You come at Jordan Spieth, you’d best not miss. Ever. Because he sure won’t.
On the most favorable day for major scoring in recent memory, a day that saw a record 62, Jordan Spieth saw the onrushing horde of would-be challengers for the Open Championship and merely threw down a bogey-free 65, capped with an 18th-hole birdie, that left no doubt about who’s in charge this week.
Spieth entered the day with a two-shot lead over Matt Kuchar, and he only added to that, stiff-arming Kuchar and entering Sunday at 11 under, with a three-stroke lead. And suddenly, a guy who hadn’t won a major since 2015 seemed close to a lock to bringing down his third.
The question now becomes, can anyone catch Spieth? A notorious frontrunner, Spieth is vicious when leading on major Sundays, one notable exception being his unexpected meltdown at last year’s Masters. He’s led going into Sunday in five majors, and he’s won with the Sunday lead in eight of 13 tournaments overall. But there’s no Rae’s Creek at Royal Birkdale, and Danny Willett is nearly 20 strokes back. As with that 2016 Masters, the only person that can truly take down Spieth is Spieth himself.
“That confidence is what you need,” Spieth said of his own mindset heading into Sunday. “Total belief in yourself, trust in what you’re doing. When your mind starts to get away from the spot where you’re trying to hit the ball and into other situations, that can hurt you.”
No player has ever carded four straight rounds in the 60s at Royal Birkdale, and yet that’s what Spieth has the chance to do with a strong Sunday. He didn’t bogey a single hole on Saturday, once again methodically picking apart this course. The way that Birkdale sets up—flat fairways, generous greens—plays directly into the methodical hands of Spieth and caddie Mike Greller, who dissect courses like they’re picking apart a Thanksgiving turkey.
Spieth now enters Sunday with a chance to become the second-youngest player, after Jack Nicklaus, to win the first three legs of the career Grand Slam. Can he do it? The wise money would bet on it.

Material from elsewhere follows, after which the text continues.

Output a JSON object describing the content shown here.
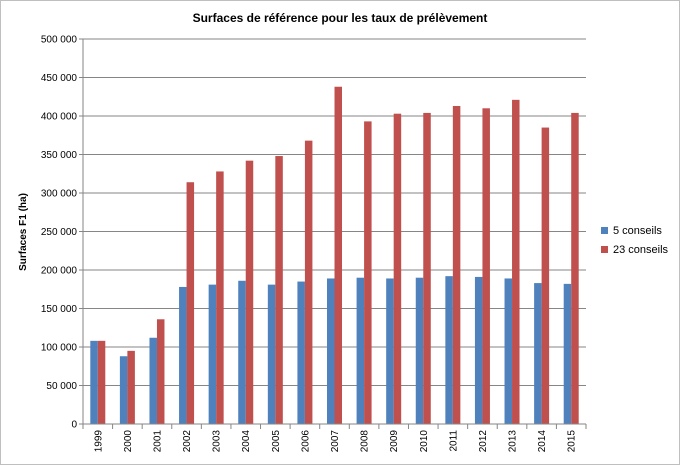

Here’s the rest of Saturday’s major news as we prepare for Sunday at the Open:
Kuuuuuuuch, Saturday Edition
Matt Kuchar’s one of those reliable gamers who’s been around seemingly forever, but has few signature wins to his credit. This is the deepest he’s ever been in contention in a major, and there are few in the world of golf who wouldn’t like to see him win. Problem is, he’s trying to face down one of the most lethal shotmakers in a generation, and that leaves zero room for error. The turning point in this entire tournament, at least from Kuchar’s perspective, might well have come on the 16th on Saturday, when a pot bunker and a poorly lagged putt forced Kuchar into a double bogey, extending Spieth’s lead to three with two holes to play. Kuchar now faces the task of running down one of golf’s great frontrunners, playing in the final group of a major for the first time in his career. It won’t be easy, but majors shouldn’t be.

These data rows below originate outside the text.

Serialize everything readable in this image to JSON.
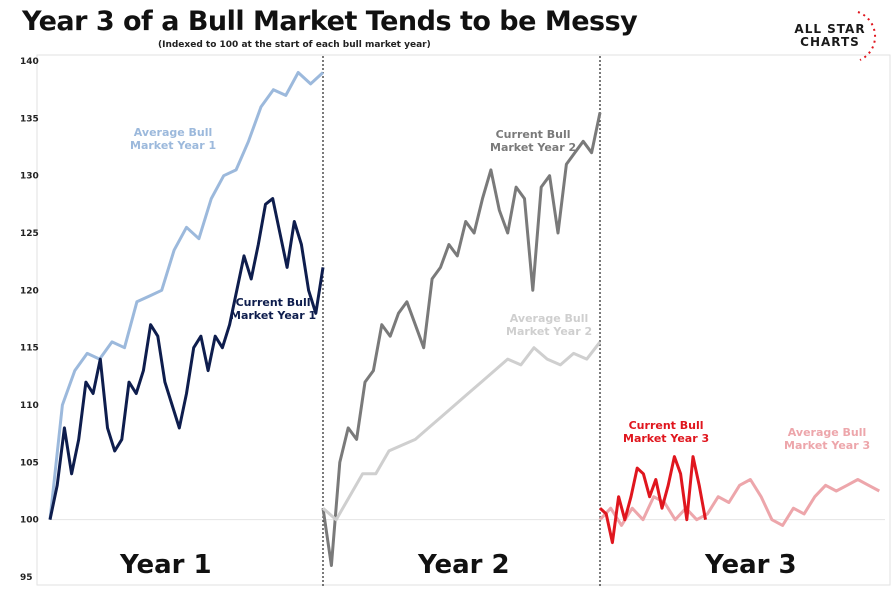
{
  "header": {
    "title": "Year 3 of a Bull Market Tends to be Messy",
    "subtitle": "(Indexed to 100 at the start of each bull market year)",
    "logo_line1": "ALL STAR",
    "logo_line2": "CHARTS"
  },
  "chart_data": {
    "type": "line",
    "title": "Year 3 of a Bull Market Tends to be Messy",
    "subtitle": "(Indexed to 100 at the start of each bull market year)",
    "ylim": [
      95,
      140
    ],
    "yticks": [
      "95",
      "100",
      "105",
      "110",
      "115",
      "120",
      "125",
      "130",
      "135",
      "140"
    ],
    "baseline": 100,
    "panels": [
      "Year 1",
      "Year 2",
      "Year 3"
    ],
    "series": [
      {
        "name": "Average Bull Market Year 1",
        "label1": "Average Bull",
        "label2": "Market Year 1",
        "panel": 0,
        "year_fraction": 1.0,
        "color": "#9cb9dc",
        "values": [
          100,
          110,
          113,
          114.5,
          114,
          115.5,
          115,
          119,
          119.5,
          120,
          123.5,
          125.5,
          124.5,
          128,
          130,
          130.5,
          133,
          136,
          137.5,
          137,
          139,
          138,
          139
        ]
      },
      {
        "name": "Current Bull Market Year 1",
        "label1": "Current Bull",
        "label2": "Market Year 1",
        "panel": 0,
        "year_fraction": 1.0,
        "color": "#0e1d4d",
        "values": [
          100,
          103,
          108,
          104,
          107,
          112,
          111,
          114,
          108,
          106,
          107,
          112,
          111,
          113,
          117,
          116,
          112,
          110,
          108,
          111,
          115,
          116,
          113,
          116,
          115,
          117,
          120,
          123,
          121,
          124,
          127.5,
          128,
          125,
          122,
          126,
          124,
          120,
          118,
          122
        ]
      },
      {
        "name": "Current Bull Market Year 2",
        "label1": "Current Bull",
        "label2": "Market Year 2",
        "panel": 1,
        "year_fraction": 1.0,
        "color": "#7a7a7a",
        "values": [
          101,
          96,
          105,
          108,
          107,
          112,
          113,
          117,
          116,
          118,
          119,
          117,
          115,
          121,
          122,
          124,
          123,
          126,
          125,
          128,
          130.5,
          127,
          125,
          129,
          128,
          120,
          129,
          130,
          125,
          131,
          132,
          133,
          132,
          135.5
        ]
      },
      {
        "name": "Average Bull Market Year 2",
        "label1": "Average Bull",
        "label2": "Market Year 2",
        "panel": 1,
        "year_fraction": 1.0,
        "color": "#cfcfcf",
        "values": [
          101,
          100,
          102,
          104,
          104,
          106,
          106.5,
          107,
          108,
          109,
          110,
          111,
          112,
          113,
          114,
          113.5,
          115,
          114,
          113.5,
          114.5,
          114,
          115.5
        ]
      },
      {
        "name": "Average Bull Market Year 3",
        "label1": "Average Bull",
        "label2": "Market Year 3",
        "panel": 2,
        "year_fraction": 0.98,
        "color": "#eda6ab",
        "values": [
          100,
          101,
          99.5,
          101,
          100,
          102,
          101.5,
          100,
          101,
          100,
          100.5,
          102,
          101.5,
          103,
          103.5,
          102,
          100,
          99.5,
          101,
          100.5,
          102,
          103,
          102.5,
          103,
          103.5,
          103,
          102.5
        ]
      },
      {
        "name": "Current Bull Market Year 3",
        "label1": "Current Bull",
        "label2": "Market Year 3",
        "panel": 2,
        "year_fraction": 0.37,
        "color": "#e0161e",
        "values": [
          101,
          100.5,
          98,
          102,
          100,
          102,
          104.5,
          104,
          102,
          103.5,
          101,
          103,
          105.5,
          104,
          100,
          105.5,
          103,
          100
        ]
      }
    ]
  }
}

Once again, Rory McIlroy teased us with the idea of a Sunday showdown with Spieth, and once again, McIlroy spit the bit and won’t be anywhere near the final group on Sunday. McIlroy ran off three straight birdies and got to within two strokes of Spieth, but then went three-over in the four holes around the turn, including a bunker-induced double bogey at the 10th, and that was that for McIlroy’s hopes for a first major since 2014. Nobody’s ceiling is higher than McIlroy’s, but he seems to have a tougher and tougher time hitting it these days.

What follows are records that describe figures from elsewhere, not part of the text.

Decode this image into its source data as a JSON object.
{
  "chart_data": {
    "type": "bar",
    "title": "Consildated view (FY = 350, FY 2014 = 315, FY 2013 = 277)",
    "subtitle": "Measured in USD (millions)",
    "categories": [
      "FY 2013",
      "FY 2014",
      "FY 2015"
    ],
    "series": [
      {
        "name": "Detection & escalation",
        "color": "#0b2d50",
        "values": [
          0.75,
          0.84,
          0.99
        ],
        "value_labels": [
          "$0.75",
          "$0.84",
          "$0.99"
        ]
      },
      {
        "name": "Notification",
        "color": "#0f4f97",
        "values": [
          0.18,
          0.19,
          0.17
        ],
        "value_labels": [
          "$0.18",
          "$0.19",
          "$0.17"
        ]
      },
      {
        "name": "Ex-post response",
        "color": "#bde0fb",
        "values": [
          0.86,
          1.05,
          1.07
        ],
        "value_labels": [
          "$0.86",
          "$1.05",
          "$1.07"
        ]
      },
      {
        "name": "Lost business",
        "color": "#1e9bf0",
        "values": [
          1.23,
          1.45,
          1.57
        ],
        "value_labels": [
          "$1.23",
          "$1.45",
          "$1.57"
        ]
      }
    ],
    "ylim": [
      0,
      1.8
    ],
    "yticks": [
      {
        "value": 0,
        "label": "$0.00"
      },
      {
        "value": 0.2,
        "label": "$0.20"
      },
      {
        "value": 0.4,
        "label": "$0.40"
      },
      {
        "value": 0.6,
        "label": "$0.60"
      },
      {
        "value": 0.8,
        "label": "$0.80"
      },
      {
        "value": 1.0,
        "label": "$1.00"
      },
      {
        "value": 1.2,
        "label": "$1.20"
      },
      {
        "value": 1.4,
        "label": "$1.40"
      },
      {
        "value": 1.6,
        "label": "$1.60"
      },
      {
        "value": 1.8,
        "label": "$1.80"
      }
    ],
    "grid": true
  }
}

Rickie Fowler remains the Best Player Never To Win A Major, 2017 edition. And even though he posted a fine three-under 67 on Saturday, he wasn’t anywhere close to contention at any point. The lone highlight: he nearly holed out on the 310-yard par 4 5th, which would have been quite the achievement.
Forecast for Sunday
Here’s a tip for players teeing off early on Sunday: post that low score in a hurry. Whatever wind and rain are in the forecast are slated to roll in right around the time the leaders tee off. If, say, Dustin Johnson or Hideki Matsuyama throws a deep red number up on the board, Spieth will be battling both the elements and the scoreboard. But he’s already established a large enough lead that someone will need to match Branden Grace’s 62 to get close … something that hasn’t been done in all of golf’s history.